Scaramouche benar. Orang tolol mana yang secara sukarela menyukai penindasnya sendiri? Jawaban: Mene .)

 

“Ya Tuhan, please , balikin Rara-ku yang gak kenal tawa, Rara-ku yang sok kul dan sedingin kutub selatan dengan kelakuannya yang bikin guru-guru geleng-geleng kepala.” Mene membuka kedua telapaknya ke atas, seakan ia sedang berdoa kepada Tuhan manapun yang ia percayai, nada bicaranya penuh dramatisir. “Ini bukan Rara-ku. Mana ada seekor Scaramouche ketawa dan bercanda. Mustahil. Nein . Ini halusinasi demam. Mungkin aku sudah gila.”

 

“Bisa tutup mulut lo, gak?” Tanpa menunggu sebentuk balasan dari Mene, Scaramouche menepuk tangannya kepada mulut Mene, sukses membuat lelaki yang masih sakit itu mengeluarkan erangan. “Diem. Stop . Udah ya, yang sakit tidur aja ya.”

 

Protesan dari Mene teracuhkan sepenuhnya sembari Scaramouche mendorong dada Mene perlahan agar ia berbaring kembali di atas kasur, ditariknya selimut hingga di bawah dagu Mene dan diusap kepalanya seperti seorang ibu yang mengusap kepala anaknya sebelum tidur.
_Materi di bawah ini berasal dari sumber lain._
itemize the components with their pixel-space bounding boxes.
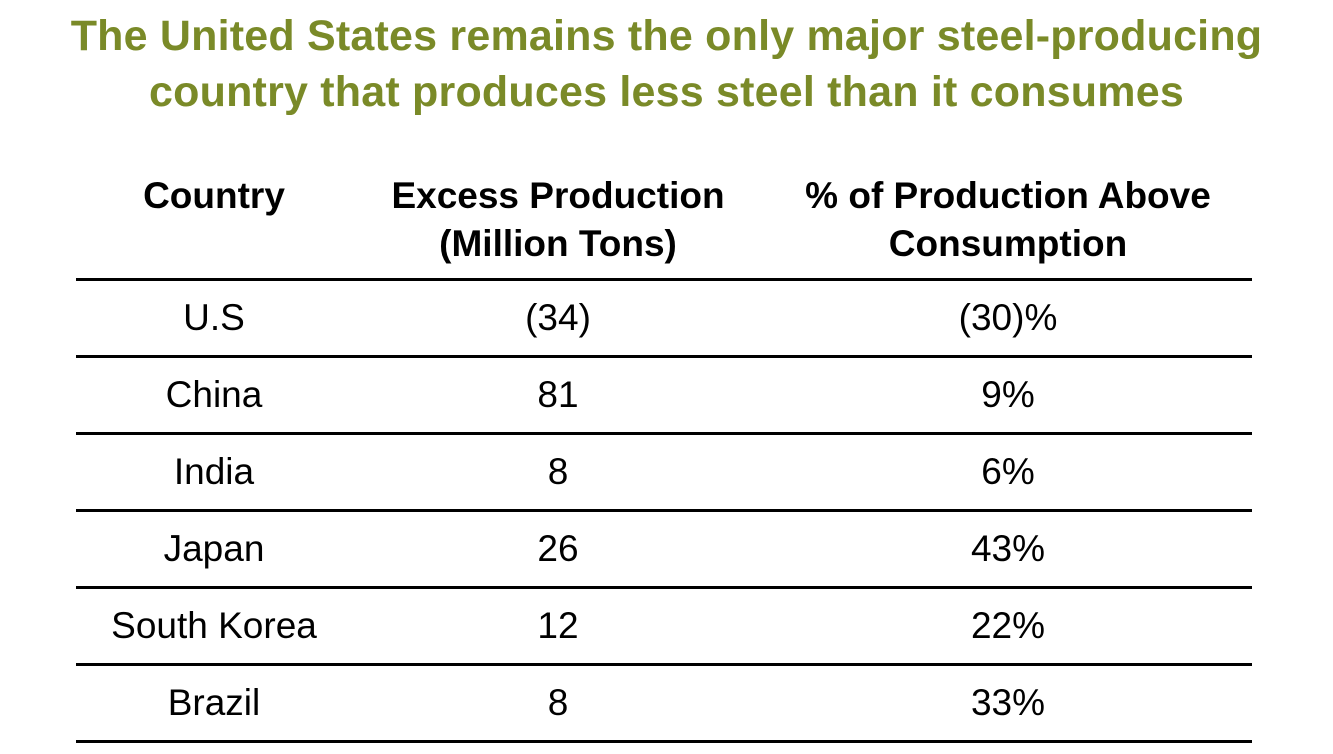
- title-line-2: country that produces less steel than it…: [149, 68, 1184, 116]
- table-header-row: Country Excess Production (Million Tons)…: [76, 170, 1252, 281]
- percent-cell: 9%: [981, 374, 1035, 415]
- table-row: India 8 6%: [76, 435, 1252, 512]
- table-row: Japan 26 43%: [76, 512, 1252, 589]
- excess-production-cell: 81: [537, 374, 579, 415]
- header-country: Country: [143, 175, 285, 216]
- excess-production-cell: 26: [537, 528, 579, 569]
- table-row: China 81 9%: [76, 358, 1252, 435]
- table-row: South Korea 12 22%: [76, 589, 1252, 666]
- excess-production-cell: 12: [537, 605, 579, 646]
- percent-cell: 6%: [981, 451, 1035, 492]
- country-cell: Brazil: [167, 682, 261, 723]
- excess-production-cell: (34): [525, 297, 591, 338]
- country-cell: U.S: [183, 297, 245, 338]
- page-title: The United States remains the only major…: [0, 8, 1333, 120]
- percent-cell: 43%: [970, 528, 1046, 569]
- title-line-1: The United States remains the only major…: [70, 12, 1263, 60]
- header-excess-production: Excess Production (Million Tons): [391, 175, 725, 264]
- country-cell: China: [165, 374, 263, 415]
- percent-cell: (30)%: [958, 297, 1058, 338]
- excess-production-cell: 8: [547, 451, 569, 492]
- percent-cell: 33%: [970, 682, 1046, 723]
- excess-production-cell: 8: [547, 682, 569, 723]
- country-cell: South Korea: [111, 605, 317, 646]
- country-cell: Japan: [163, 528, 265, 569]
- country-cell: India: [173, 451, 255, 492]
- table-row: U.S (34) (30)%: [76, 281, 1252, 358]
- header-percent-above-consumption: % of Production Above Consumption: [805, 175, 1211, 264]
- table-row: Brazil 8 33%: [76, 666, 1252, 743]
- steel-production-table: Country Excess Production (Million Tons)…: [76, 170, 1252, 743]
- percent-cell: 22%: [970, 605, 1046, 646]
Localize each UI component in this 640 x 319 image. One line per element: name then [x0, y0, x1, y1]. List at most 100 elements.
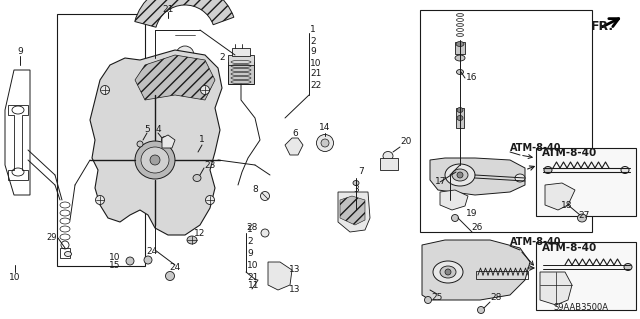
Text: ATM-8-40: ATM-8-40	[542, 148, 598, 158]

Apa-apaan? Wajah Mene semakin menekuk kesal, namun matanya sudah kembali terasa lengket beberapa detik setelah ia terbaring kembali di atas kasur. Berbagai komplain yang tak henti Mene ungkapan kepada Scaramouche perlahan berhenti, sampai Mene hanya terdiam dengan matanya yang terasa begitu berat terkejap-kejap.

 

“...Scara’?

 

“Apa?”

 

“Aku mau pindah tinggal bersamamu.”

 

Scaramouche terdiam sejenak, mulutnya sedikit terbuka lantaran tercengang. Beberapa detik kemudian bibirnya membentuk seringai. Ia biarkan beberapa menit lewat untuk memastikan bahwa Mene sudah terlelap, sebelum ia menyingkirkan rambut lengket di dahinya, menempelkan ciuman singkat di atasnya.

 

Jikalau demam Mene belum turun besok dan mereka benar-benar bersilaturahmi ke UGD, sepertinya dalam perjalanan pulang mereka akan mampir ke apartemen Mene untuk mulai memindahkan barang-barangnya ke apartemen Scaramouche perlahan-lahan. Entah kenapa, Scaramouche menjadi tidak sabar.

Notes:

Sayangnya, tak sampai satu jam setelah Mene tertidur, ia harus dibangunkan oleh Scaramouche untuk ganti baju, yang tentu saja mendapat respon sejuta keluhan dari Mene.

“Nanti lo masuk angin, tolol.”

“‘sa bodo. Gak mau.”

“Lo gue jitak ya.”

Dan tanpa persetujuannya, Mene diangkat secara paksa ke kamar mandi, persis seperti sekarung beras.